Depending on the data architecture and information systems upon which the data asset is processed, the data management team needs to capture the artifacts of the transformation and normalization processes. This includes documentation of any effects normalization practices have on the final data representations, outlining how any abstractions occurred by particular fields may affect analytic processes and utilization at endpoint. Logs and other resource artifacts may assist in these efforts, so documentation of these in the model along with the code and tests are essential for tracking any repeat processes in the current requirement period or refreshed processes in the future. The documentation of transformation and normalization should at a minimum reflect where the data engineer and data asset started, what was done, and what the final model output should look like and adhere to.

Methods#

ciuTshi suggests forward engineering approaches to data asset modeling: driven by refined requirements to optimize process security, quality, and delivery. Planning and setup should pursue analysis of analytic and integration requirements in the context of existing documentation for model development, co-opting existing practices while ensuring access to the raw data and its documentation. Methods should bolster justification for schema selection, modeling approaches toward realizing the selected physical model, and transformations of the data to best represent the entities, relationships, and attributes established in the conceptual and logical models (including domains, keys, and other essential elements of the scheme, schema, and model). These elements of the model should be reviewed and validated by the data management team to ensure requirements from the data owners and stewards are reflected in the mastered data output and its documentation. Ensure the attribute details are consistent while verifying reference data objects in the validated model back to the raw data. Efforts should be made to conduct limited test run to ensure the model is functional prior to runs of the complete data model process.

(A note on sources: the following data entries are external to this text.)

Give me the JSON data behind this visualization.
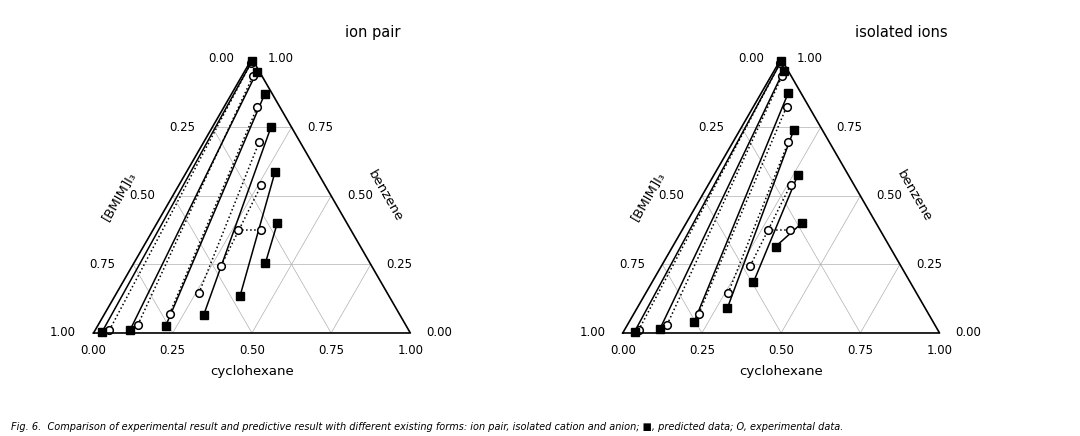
{
  "title_left": "ion pair",
  "title_right": "isolated ions",
  "caption": "Fig. 6.  Comparison of experimental result and predictive result with different existing forms: ion pair, isolated cation and anion; ■, predicted data; O, experimental data.",
  "left_label": "[BMIM]I₃",
  "right_label": "benzene",
  "bottom_label": "cyclohexane",
  "tick_values": [
    0.0,
    0.25,
    0.5,
    0.75,
    1.0
  ],
  "ion_pair_tie_lines_pred": [
    [
      [
        0.97,
        0.005,
        0.025
      ],
      [
        0.005,
        0.99,
        0.005
      ]
    ],
    [
      [
        0.88,
        0.01,
        0.11
      ],
      [
        0.01,
        0.95,
        0.04
      ]
    ],
    [
      [
        0.76,
        0.025,
        0.215
      ],
      [
        0.025,
        0.87,
        0.105
      ]
    ],
    [
      [
        0.62,
        0.065,
        0.315
      ],
      [
        0.065,
        0.75,
        0.185
      ]
    ],
    [
      [
        0.47,
        0.135,
        0.395
      ],
      [
        0.135,
        0.585,
        0.28
      ]
    ],
    [
      [
        0.33,
        0.255,
        0.415
      ],
      [
        0.22,
        0.4,
        0.38
      ]
    ]
  ],
  "ion_pair_tie_lines_exp": [
    [
      [
        0.945,
        0.01,
        0.045
      ],
      [
        0.01,
        0.985,
        0.005
      ]
    ],
    [
      [
        0.845,
        0.03,
        0.125
      ],
      [
        0.03,
        0.935,
        0.035
      ]
    ],
    [
      [
        0.725,
        0.07,
        0.205
      ],
      [
        0.07,
        0.825,
        0.105
      ]
    ],
    [
      [
        0.595,
        0.145,
        0.26
      ],
      [
        0.13,
        0.695,
        0.175
      ]
    ],
    [
      [
        0.475,
        0.245,
        0.28
      ],
      [
        0.2,
        0.54,
        0.26
      ]
    ],
    [
      [
        0.355,
        0.375,
        0.27
      ],
      [
        0.285,
        0.375,
        0.34
      ]
    ]
  ],
  "isolated_tie_lines_pred": [
    [
      [
        0.96,
        0.005,
        0.035
      ],
      [
        0.005,
        0.99,
        0.005
      ]
    ],
    [
      [
        0.875,
        0.015,
        0.11
      ],
      [
        0.015,
        0.955,
        0.03
      ]
    ],
    [
      [
        0.755,
        0.04,
        0.205
      ],
      [
        0.04,
        0.875,
        0.085
      ]
    ],
    [
      [
        0.625,
        0.09,
        0.285
      ],
      [
        0.09,
        0.74,
        0.17
      ]
    ],
    [
      [
        0.495,
        0.185,
        0.32
      ],
      [
        0.16,
        0.575,
        0.265
      ]
    ],
    [
      [
        0.36,
        0.315,
        0.325
      ],
      [
        0.235,
        0.4,
        0.365
      ]
    ]
  ],
  "isolated_tie_lines_exp": [
    [
      [
        0.945,
        0.01,
        0.045
      ],
      [
        0.01,
        0.985,
        0.005
      ]
    ],
    [
      [
        0.845,
        0.03,
        0.125
      ],
      [
        0.03,
        0.935,
        0.035
      ]
    ],
    [
      [
        0.725,
        0.07,
        0.205
      ],
      [
        0.07,
        0.825,
        0.105
      ]
    ],
    [
      [
        0.595,
        0.145,
        0.26
      ],
      [
        0.13,
        0.695,
        0.175
      ]
    ],
    [
      [
        0.475,
        0.245,
        0.28
      ],
      [
        0.2,
        0.54,
        0.26
      ]
    ],
    [
      [
        0.355,
        0.375,
        0.27
      ],
      [
        0.285,
        0.375,
        0.34
      ]
    ]
  ],
  "background": "#ffffff",
  "grid_color": "#b0b0b0",
  "fontsize_tick": 8.5,
  "fontsize_label": 9.5,
  "fontsize_title": 10.5,
  "fontsize_caption": 7.0
}
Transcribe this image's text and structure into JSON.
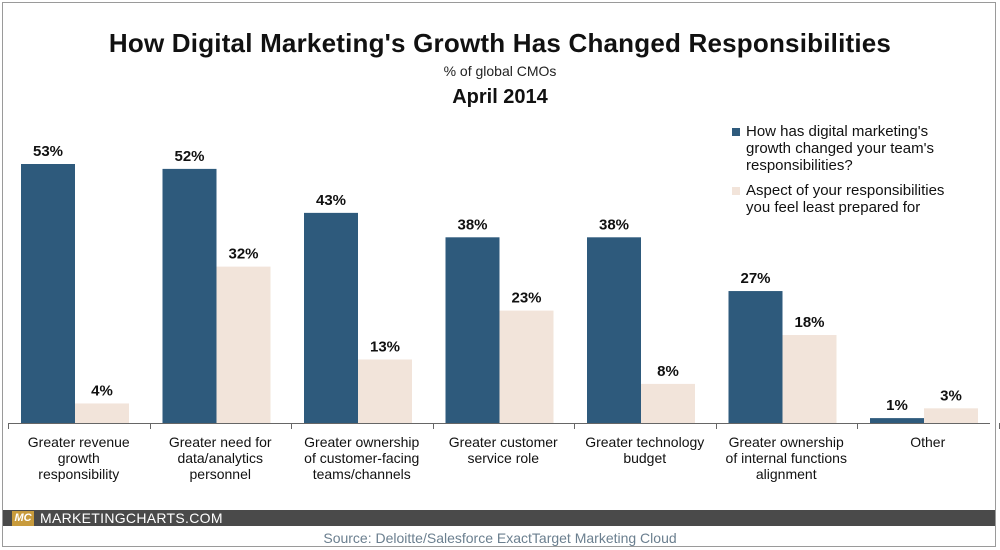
{
  "title": "How Digital Marketing's Growth Has Changed Responsibilities",
  "subtitle": "% of global CMOs",
  "date": "April 2014",
  "brand": "MARKETINGCHARTS.COM",
  "logo": "MC",
  "source": "Source: Deloitte/Salesforce ExactTarget Marketing Cloud",
  "colors": {
    "series1": "#2e5a7c",
    "series2": "#f2e4da",
    "footer": "#4a4a4a",
    "logo": "#c89b3c"
  },
  "chart_data": {
    "type": "bar",
    "categories": [
      "Greater revenue growth responsibility",
      "Greater need for data/analytics personnel",
      "Greater ownership of customer-facing teams/channels",
      "Greater customer service role",
      "Greater technology budget",
      "Greater ownership of internal functions alignment",
      "Other"
    ],
    "category_lines": [
      [
        "Greater revenue",
        "growth",
        "responsibility"
      ],
      [
        "Greater need for",
        "data/analytics",
        "personnel"
      ],
      [
        "Greater ownership",
        "of customer-facing",
        "teams/channels"
      ],
      [
        "Greater customer",
        "service role"
      ],
      [
        "Greater technology",
        "budget"
      ],
      [
        "Greater ownership",
        "of internal functions",
        "alignment"
      ],
      [
        "Other"
      ]
    ],
    "series": [
      {
        "name": "How has digital marketing's growth changed your team's responsibilities?",
        "values": [
          53,
          52,
          43,
          38,
          38,
          27,
          1
        ],
        "labels": [
          "53%",
          "52%",
          "43%",
          "38%",
          "38%",
          "27%",
          "1%"
        ]
      },
      {
        "name": "Aspect of your responsibilities you feel least prepared for",
        "values": [
          4,
          32,
          13,
          23,
          8,
          18,
          3
        ],
        "labels": [
          "4%",
          "32%",
          "13%",
          "23%",
          "8%",
          "18%",
          "3%"
        ]
      }
    ],
    "legend_lines": [
      [
        "How has digital marketing's",
        "growth changed your team's",
        "responsibilities?"
      ],
      [
        "Aspect of your responsibilities",
        "you feel least prepared for"
      ]
    ],
    "ylim": [
      0,
      53
    ],
    "grid": false,
    "legend_position": "top-right"
  }
}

If the model is methodological sound, passing all quality and requirements checks, the output will then proceed to the analysis and integration phases.

Sampling#

Sampling is essential for many large datasets. The size of these data sets can make quick experiments and initial EDA an overwhelming task for data analysts and make handling of the data inefficient from a prototyping perspective. As a result, documented and valid sampling techniques are required as part of the modeling phase. Samples of data will be included in the data catalog for access by analysts and scientists. Following initial analytics efforts via the sample(s), requests can be made for the entire collection or a larger, more specific ensemble sample for their final endpoint. These master data samples should improve EDA efforts for stakeholders and customers while reducing the resource loads for re-processing of large data assets within more predictable timelines. The sampling method will be documented in the data catalog and the version control location for the model.

Synthetic Data#

Synthetic data may be a critical consideration for a data asset. Though not currently performed by many institutions, data modeling processes may involve handling of PII and other sensitive information. As a result, there is solid justification for a synthetic data requirement: data that accurately mimics a data asset for use within and between data architectures and secure information system.

Entity Resolution#

Advanced modeling requirements for institutions and projects may require data management to enhance and optimize the connections within and between data assets. If connections between data assets exist, there may be a solid justification to resolve these connections between their data models. As a result, a requirement for entity resolution may be needed to enhance later data modeling efforts.